Judgment, Supreme Court, New York County (Joan Sudolnik, J.), rendered February 1, 1995, convicting defendant, after a jury trial, of robbery in the second degree and escape in the second degree, and sentencing him to concurrent terms of 3 to 9 years and 1 1/313 to 4 years, unanimously affirmed.
Defendant was not deprived of his constitutional rights to confrontation and due process when he was tried in absentia. In a calendar part, defense counsel and the People announced their readiness for trial and the case was assigned to a trial part for immediate trial. The parties proceeded to the trial part and, during an effort to reach a disposition in the case, defendant disappeared and the court adjourned the case until the following morning. The next day, defense counsel informed the court that defendant had twice spoken with him by telephone and that defendant would not return voluntarily. The record supports the trial court's conclusion, after appropriate inquiry, that defendant forfeited his right to be present at his trial, which was to have commenced immediately (see, People v. Sanchez, 65 N.Y.2d 436, 492 N.Y.S.2d 577, 482 N.E.2d 56; see also, Taylor v. United States, 414 U.S. 17, 94 S.Ct. 194, 38 L.Ed.2d 174).

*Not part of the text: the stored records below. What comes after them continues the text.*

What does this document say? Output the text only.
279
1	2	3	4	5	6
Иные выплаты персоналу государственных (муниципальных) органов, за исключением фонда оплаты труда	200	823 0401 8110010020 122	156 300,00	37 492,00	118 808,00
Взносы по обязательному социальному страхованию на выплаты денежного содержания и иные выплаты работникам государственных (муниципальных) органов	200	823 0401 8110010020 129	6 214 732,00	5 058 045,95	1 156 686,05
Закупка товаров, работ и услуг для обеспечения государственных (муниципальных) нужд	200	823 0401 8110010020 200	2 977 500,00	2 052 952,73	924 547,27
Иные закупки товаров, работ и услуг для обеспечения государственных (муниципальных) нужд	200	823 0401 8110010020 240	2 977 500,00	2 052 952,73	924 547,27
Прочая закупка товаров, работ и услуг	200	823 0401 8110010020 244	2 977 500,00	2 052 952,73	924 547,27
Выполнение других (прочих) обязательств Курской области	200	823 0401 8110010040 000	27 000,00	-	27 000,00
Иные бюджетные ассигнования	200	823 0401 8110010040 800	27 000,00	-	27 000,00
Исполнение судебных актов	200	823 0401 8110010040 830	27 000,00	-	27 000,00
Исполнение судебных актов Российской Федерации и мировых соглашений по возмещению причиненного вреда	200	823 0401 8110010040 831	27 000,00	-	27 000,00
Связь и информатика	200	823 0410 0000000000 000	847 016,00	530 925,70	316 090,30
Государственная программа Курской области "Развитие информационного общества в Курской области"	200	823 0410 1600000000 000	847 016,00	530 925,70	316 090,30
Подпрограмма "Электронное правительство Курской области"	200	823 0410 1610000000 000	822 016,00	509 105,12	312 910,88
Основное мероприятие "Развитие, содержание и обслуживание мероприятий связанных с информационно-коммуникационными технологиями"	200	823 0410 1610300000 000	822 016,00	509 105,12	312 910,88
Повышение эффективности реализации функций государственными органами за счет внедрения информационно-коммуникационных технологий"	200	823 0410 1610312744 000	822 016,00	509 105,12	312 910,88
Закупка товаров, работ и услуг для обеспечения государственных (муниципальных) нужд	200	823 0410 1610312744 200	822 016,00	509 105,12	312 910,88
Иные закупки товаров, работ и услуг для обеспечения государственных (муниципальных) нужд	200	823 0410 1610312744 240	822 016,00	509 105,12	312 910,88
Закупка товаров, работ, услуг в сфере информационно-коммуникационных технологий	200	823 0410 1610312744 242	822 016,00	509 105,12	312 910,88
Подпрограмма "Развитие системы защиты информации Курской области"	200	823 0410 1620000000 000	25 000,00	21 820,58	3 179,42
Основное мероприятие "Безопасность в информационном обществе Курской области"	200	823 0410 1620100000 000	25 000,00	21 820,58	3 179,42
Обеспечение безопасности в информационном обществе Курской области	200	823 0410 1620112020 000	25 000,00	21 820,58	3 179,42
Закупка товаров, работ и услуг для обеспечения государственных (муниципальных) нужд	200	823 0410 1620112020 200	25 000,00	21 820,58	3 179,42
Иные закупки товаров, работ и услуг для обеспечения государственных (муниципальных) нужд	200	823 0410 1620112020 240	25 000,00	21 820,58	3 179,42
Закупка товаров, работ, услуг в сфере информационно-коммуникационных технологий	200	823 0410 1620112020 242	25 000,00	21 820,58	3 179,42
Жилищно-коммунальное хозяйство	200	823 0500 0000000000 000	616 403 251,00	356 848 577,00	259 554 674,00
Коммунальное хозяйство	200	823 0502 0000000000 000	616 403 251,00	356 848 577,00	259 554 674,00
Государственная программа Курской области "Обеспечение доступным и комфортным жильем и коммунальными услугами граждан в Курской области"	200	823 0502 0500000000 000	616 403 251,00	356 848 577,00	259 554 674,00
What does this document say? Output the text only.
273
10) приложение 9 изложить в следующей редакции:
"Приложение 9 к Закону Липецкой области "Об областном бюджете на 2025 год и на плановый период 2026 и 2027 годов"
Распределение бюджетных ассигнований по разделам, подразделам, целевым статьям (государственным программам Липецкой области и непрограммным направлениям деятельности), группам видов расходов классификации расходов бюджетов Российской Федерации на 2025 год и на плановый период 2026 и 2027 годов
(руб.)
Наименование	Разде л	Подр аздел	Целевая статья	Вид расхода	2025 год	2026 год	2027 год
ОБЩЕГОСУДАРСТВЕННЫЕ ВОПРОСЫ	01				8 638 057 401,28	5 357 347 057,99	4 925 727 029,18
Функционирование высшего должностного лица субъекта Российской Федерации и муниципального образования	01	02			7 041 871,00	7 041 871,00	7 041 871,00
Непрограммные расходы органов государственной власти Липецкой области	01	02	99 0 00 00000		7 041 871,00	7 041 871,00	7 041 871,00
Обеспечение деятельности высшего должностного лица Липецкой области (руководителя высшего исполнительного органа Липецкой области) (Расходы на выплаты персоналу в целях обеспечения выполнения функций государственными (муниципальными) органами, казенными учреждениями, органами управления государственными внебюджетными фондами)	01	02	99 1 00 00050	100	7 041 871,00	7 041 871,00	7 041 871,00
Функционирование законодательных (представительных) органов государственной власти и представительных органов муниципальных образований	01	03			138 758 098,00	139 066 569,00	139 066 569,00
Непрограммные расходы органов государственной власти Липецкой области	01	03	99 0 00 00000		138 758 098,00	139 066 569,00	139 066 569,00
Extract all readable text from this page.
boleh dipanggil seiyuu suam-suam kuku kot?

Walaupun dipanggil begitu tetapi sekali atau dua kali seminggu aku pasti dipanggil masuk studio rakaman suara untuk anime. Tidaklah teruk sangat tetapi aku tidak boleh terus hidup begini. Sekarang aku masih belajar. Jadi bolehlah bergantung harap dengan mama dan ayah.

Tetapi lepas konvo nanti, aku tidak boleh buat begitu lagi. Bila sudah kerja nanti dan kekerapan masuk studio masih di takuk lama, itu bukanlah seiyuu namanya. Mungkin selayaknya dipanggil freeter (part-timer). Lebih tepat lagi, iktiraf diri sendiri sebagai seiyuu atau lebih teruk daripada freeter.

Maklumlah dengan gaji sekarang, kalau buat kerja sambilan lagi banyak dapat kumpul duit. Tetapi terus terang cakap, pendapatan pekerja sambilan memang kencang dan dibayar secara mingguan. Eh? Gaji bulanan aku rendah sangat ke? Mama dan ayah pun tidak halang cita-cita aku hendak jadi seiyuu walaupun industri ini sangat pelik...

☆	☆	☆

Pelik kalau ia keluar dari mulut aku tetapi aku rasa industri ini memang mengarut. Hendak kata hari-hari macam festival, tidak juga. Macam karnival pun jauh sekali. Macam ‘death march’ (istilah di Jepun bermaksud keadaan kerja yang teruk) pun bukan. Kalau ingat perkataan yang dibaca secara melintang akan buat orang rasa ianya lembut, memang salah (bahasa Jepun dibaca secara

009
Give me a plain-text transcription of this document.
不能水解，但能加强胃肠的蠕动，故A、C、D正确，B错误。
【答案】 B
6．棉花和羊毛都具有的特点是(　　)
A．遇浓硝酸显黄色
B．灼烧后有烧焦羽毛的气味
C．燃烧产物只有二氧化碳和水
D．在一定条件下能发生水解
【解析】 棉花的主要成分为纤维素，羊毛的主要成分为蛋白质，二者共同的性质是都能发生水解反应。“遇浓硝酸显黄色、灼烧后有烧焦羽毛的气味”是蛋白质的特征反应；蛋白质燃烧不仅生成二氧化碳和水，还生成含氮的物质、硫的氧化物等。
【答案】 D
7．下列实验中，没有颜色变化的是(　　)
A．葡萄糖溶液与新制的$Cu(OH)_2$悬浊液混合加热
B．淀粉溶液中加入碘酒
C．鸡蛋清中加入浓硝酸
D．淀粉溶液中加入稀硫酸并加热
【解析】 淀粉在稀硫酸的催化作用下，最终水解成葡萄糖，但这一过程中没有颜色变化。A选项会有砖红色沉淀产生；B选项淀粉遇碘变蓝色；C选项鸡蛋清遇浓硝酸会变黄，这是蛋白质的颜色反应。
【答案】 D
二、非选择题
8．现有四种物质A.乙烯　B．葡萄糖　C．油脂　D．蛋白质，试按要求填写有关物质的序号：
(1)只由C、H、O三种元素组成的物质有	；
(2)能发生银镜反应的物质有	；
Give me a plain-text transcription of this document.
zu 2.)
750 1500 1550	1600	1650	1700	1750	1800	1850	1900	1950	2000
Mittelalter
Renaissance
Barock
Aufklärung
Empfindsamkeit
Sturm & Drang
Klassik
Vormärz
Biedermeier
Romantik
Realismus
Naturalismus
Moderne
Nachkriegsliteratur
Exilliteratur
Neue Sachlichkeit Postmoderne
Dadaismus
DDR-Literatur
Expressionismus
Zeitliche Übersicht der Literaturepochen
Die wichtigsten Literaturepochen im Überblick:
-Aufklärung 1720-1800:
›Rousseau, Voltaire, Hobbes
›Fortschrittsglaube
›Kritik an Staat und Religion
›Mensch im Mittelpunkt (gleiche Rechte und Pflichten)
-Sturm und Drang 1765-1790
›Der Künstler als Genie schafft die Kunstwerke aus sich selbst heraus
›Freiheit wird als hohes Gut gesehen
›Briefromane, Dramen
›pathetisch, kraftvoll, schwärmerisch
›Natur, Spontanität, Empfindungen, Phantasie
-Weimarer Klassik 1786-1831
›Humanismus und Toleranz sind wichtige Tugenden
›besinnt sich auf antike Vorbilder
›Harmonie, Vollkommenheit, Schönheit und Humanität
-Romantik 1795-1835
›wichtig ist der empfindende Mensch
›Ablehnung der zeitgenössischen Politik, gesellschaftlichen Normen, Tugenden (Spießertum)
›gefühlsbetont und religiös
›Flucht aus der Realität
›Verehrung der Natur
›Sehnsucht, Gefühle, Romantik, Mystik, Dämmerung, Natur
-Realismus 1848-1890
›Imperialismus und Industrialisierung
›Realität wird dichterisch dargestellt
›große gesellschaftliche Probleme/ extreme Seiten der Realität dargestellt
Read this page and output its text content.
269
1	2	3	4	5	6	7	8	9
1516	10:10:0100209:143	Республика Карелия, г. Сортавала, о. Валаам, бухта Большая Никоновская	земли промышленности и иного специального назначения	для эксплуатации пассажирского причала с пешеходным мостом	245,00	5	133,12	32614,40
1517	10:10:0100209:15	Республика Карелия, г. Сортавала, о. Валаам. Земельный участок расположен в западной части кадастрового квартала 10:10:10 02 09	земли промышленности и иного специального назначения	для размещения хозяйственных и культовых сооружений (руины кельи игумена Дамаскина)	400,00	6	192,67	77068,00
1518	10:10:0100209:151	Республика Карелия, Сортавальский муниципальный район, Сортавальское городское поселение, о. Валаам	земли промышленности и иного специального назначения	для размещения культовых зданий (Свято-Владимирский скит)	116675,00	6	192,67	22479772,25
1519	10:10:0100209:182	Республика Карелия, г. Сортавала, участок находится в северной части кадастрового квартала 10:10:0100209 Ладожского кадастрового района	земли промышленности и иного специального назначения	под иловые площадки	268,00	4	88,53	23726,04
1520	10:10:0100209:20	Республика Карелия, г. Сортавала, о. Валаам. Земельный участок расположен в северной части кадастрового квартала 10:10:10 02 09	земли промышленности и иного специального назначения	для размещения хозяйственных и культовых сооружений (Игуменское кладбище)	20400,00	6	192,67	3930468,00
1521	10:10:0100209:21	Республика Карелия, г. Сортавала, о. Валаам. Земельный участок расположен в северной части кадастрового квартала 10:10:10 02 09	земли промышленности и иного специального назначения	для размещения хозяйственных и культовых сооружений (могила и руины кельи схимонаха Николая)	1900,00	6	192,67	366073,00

Contrary to defendant's argument, the evidence was legally sufficient to establish the crime of escape in the second degree and the verdict was not against the weight of the evidence. At the time of his arrest, defendant was able to get beyond the control of the arresting officer and flee to a location a block and a half away (compare, People v. Sargent, 194 A.D.2d 865, 598 N.Y.S.2d 851, with People v. Neely, 248 A.D.2d 996, 670 N.Y.S.2d 993).